- Born: 2 June 1968 (age 58) England
- Education: Balliol College, Oxford University and Webber Douglas Academy of Dramatic Art
- Occupations: Playwright, screenwriter
- Known for: Bob's Weekend (1996), Without You (2012)
- Spouse: Paul Bazely ​(m. 1998)​
- Children: 2

= Charlotte Jones (writer) =

British writer

Charlotte Jones (born 2 June 1968) is a British screenwriter and playwright.

==Career==
Her first play Airswimming debuted in 1997 at the Battersea Arts Centre in London. Her other plays include In Flame, The Dark, The Lightning Play, and Humble Boy. Charlotte Jones wrote the book to the 2004-2006 West End musical, The Woman in White, in collaboration with the David Zippel and Andrew Lloyd Webber.

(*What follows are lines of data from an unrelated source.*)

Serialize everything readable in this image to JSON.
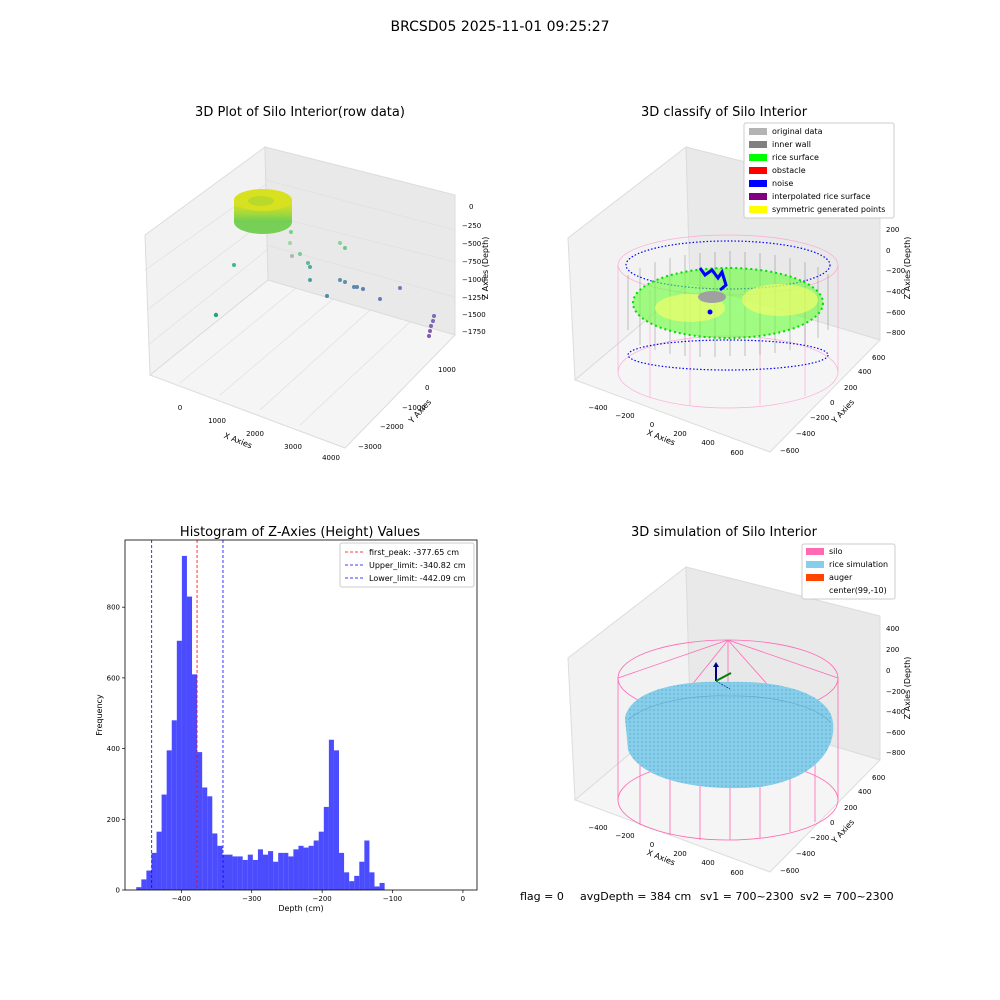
{
  "suptitle": "BRCSD05 2025-11-01 09:25:27",
  "panels": {
    "raw": {
      "title": "3D Plot of Silo Interior(row data)",
      "xlabel": "X Axies",
      "ylabel": "Y Axies",
      "zlabel": "Z Axies (Depth)",
      "xticks": [
        "0",
        "1000",
        "2000",
        "3000",
        "4000"
      ],
      "yticks": [
        "1000",
        "0",
        "−1000",
        "−2000",
        "−3000"
      ],
      "zticks": [
        "0",
        "−250",
        "−500",
        "−750",
        "−1000",
        "−1250",
        "−1500",
        "−1750"
      ]
    },
    "classify": {
      "title": "3D classify of Silo Interior",
      "xlabel": "X Axies",
      "ylabel": "Y Axies",
      "zlabel": "Z Axies (Depth)",
      "xticks": [
        "−400",
        "−200",
        "0",
        "200",
        "400",
        "600"
      ],
      "yticks": [
        "600",
        "400",
        "200",
        "0",
        "−200",
        "−400",
        "−600"
      ],
      "zticks": [
        "200",
        "0",
        "−200",
        "−400",
        "−600",
        "−800"
      ],
      "legend": [
        {
          "label": "original data",
          "color": "#b3b3b3"
        },
        {
          "label": "inner wall",
          "color": "#808080"
        },
        {
          "label": "rice surface",
          "color": "#00ff00"
        },
        {
          "label": "obstacle",
          "color": "#ff0000"
        },
        {
          "label": "noise",
          "color": "#0000ff"
        },
        {
          "label": "interpolated rice surface",
          "color": "#800080"
        },
        {
          "label": "symmetric generated points",
          "color": "#ffff00"
        }
      ]
    },
    "simulation": {
      "title": "3D simulation of Silo Interior",
      "xlabel": "X Axies",
      "ylabel": "Y Axies",
      "zlabel": "Z Axies (Depth)",
      "xticks": [
        "−400",
        "−200",
        "0",
        "200",
        "400",
        "600"
      ],
      "yticks": [
        "600",
        "400",
        "200",
        "0",
        "−200",
        "−400",
        "−600"
      ],
      "zticks": [
        "400",
        "200",
        "0",
        "−200",
        "−400",
        "−600",
        "−800"
      ],
      "legend": [
        {
          "label": "silo",
          "color": "#ff69b4"
        },
        {
          "label": "rice simulation",
          "color": "#87ceeb"
        },
        {
          "label": "auger",
          "color": "#ff4500"
        },
        {
          "label": "center(99,-10)",
          "color": ""
        }
      ]
    }
  },
  "footer": {
    "flag": "flag = 0",
    "avg": "avgDepth = 384 cm",
    "sv1": "sv1 = 700~2300",
    "sv2": "sv2 = 700~2300"
  },
  "chart_data": [
    {
      "type": "bar",
      "title": "Histogram of Z-Axies (Height) Values",
      "xlabel": "Depth (cm)",
      "ylabel": "Frequency",
      "xlim": [
        -480,
        20
      ],
      "ylim": [
        0,
        990
      ],
      "xticks": [
        -400,
        -300,
        -200,
        -100,
        0
      ],
      "xtick_labels": [
        "−400",
        "−300",
        "−200",
        "−100",
        "0"
      ],
      "yticks": [
        0,
        200,
        400,
        600,
        800
      ],
      "bar_color": "#0000ff",
      "bin_start": -464,
      "bin_width": 7.2,
      "values": [
        8,
        30,
        55,
        105,
        165,
        270,
        395,
        480,
        705,
        945,
        830,
        610,
        390,
        290,
        265,
        160,
        125,
        100,
        100,
        95,
        95,
        85,
        100,
        85,
        115,
        100,
        110,
        80,
        105,
        105,
        95,
        115,
        125,
        120,
        125,
        140,
        165,
        235,
        425,
        395,
        105,
        50,
        25,
        40,
        80,
        140,
        50,
        10,
        20
      ],
      "vlines": [
        {
          "label": "first_peak: -377.65 cm",
          "value": -377.65,
          "color": "#ff0000"
        },
        {
          "label": "Upper_limit: -340.82 cm",
          "value": -340.82,
          "color": "#0000ff"
        },
        {
          "label": "Lower_limit: -442.09 cm",
          "value": -442.09,
          "color": "#0000ff"
        }
      ],
      "legend_position": "top-right"
    }
  ]
}
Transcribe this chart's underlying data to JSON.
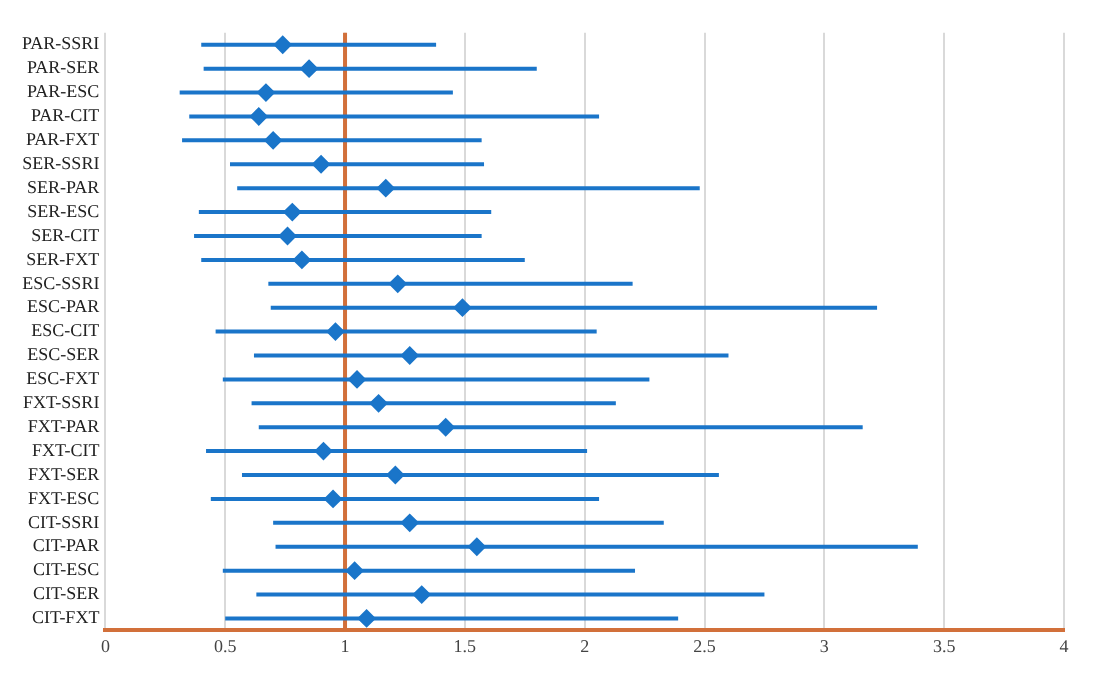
{
  "chart_data": {
    "type": "scatter",
    "orientation": "horizontal",
    "marker": "diamond",
    "color": "#1a75c9",
    "categories": [
      "PAR-SSRI",
      "PAR-SER",
      "PAR-ESC",
      "PAR-CIT",
      "PAR-FXT",
      "SER-SSRI",
      "SER-PAR",
      "SER-ESC",
      "SER-CIT",
      "SER-FXT",
      "ESC-SSRI",
      "ESC-PAR",
      "ESC-CIT",
      "ESC-SER",
      "ESC-FXT",
      "FXT-SSRI",
      "FXT-PAR",
      "FXT-CIT",
      "FXT-SER",
      "FXT-ESC",
      "CIT-SSRI",
      "CIT-PAR",
      "CIT-ESC",
      "CIT-SER",
      "CIT-FXT"
    ],
    "values": [
      0.74,
      0.85,
      0.67,
      0.64,
      0.7,
      0.9,
      1.17,
      0.78,
      0.76,
      0.82,
      1.22,
      1.49,
      0.96,
      1.27,
      1.05,
      1.14,
      1.42,
      0.91,
      1.21,
      0.95,
      1.27,
      1.55,
      1.04,
      1.32,
      1.09
    ],
    "errors": [
      [
        0.4,
        1.38
      ],
      [
        0.41,
        1.8
      ],
      [
        0.31,
        1.45
      ],
      [
        0.35,
        2.06
      ],
      [
        0.32,
        1.57
      ],
      [
        0.52,
        1.58
      ],
      [
        0.55,
        2.48
      ],
      [
        0.39,
        1.61
      ],
      [
        0.37,
        1.57
      ],
      [
        0.4,
        1.75
      ],
      [
        0.68,
        2.2
      ],
      [
        0.69,
        3.22
      ],
      [
        0.46,
        2.05
      ],
      [
        0.62,
        2.6
      ],
      [
        0.49,
        2.27
      ],
      [
        0.61,
        2.13
      ],
      [
        0.64,
        3.16
      ],
      [
        0.42,
        2.01
      ],
      [
        0.57,
        2.56
      ],
      [
        0.44,
        2.06
      ],
      [
        0.7,
        2.33
      ],
      [
        0.71,
        3.39
      ],
      [
        0.49,
        2.21
      ],
      [
        0.63,
        2.75
      ],
      [
        0.5,
        2.39
      ]
    ],
    "xlim": [
      0,
      4
    ],
    "xticks": [
      0,
      0.5,
      1,
      1.5,
      2,
      2.5,
      3,
      3.5,
      4
    ],
    "grid": "x",
    "ref_lines": [
      {
        "axis": "x",
        "value": 1,
        "color": "#d2703a"
      }
    ]
  }
}
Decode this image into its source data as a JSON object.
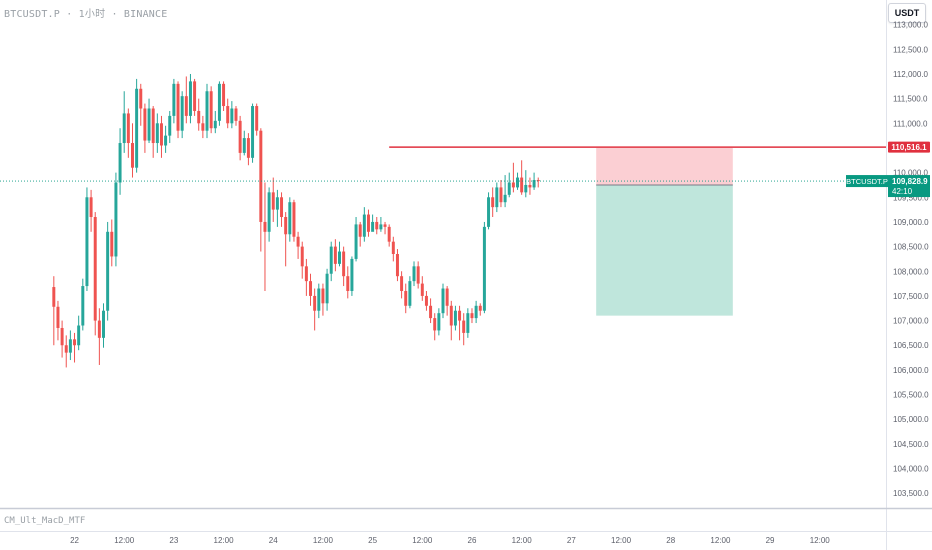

On television, Jones wrote episodes of Always and Everyone and The Palace. She created the ITV period drama The Halcyon. It is set in 1940 and focuses on a five-star hotel at the centre of London Society and a world at war. The series was first announced on 3 December 2015, before the official cast was announced on 4 April 2016, with Steven Mackintosh and Olivia Williams playing major roles. The series was cancelled after one series. In 2018, Humble Boy was revived at the Orange Tree Theatre and The Meeting debuted at Chichester Festival Theatre.

Jones will adapt Will Dean's Tuva Moodyson novels to television for Red Planet Pictures. Rose Ayling-Ellis is attached to play the lead role.

==Awards==
She won the 2001 Susan Smith Blackburn Prize.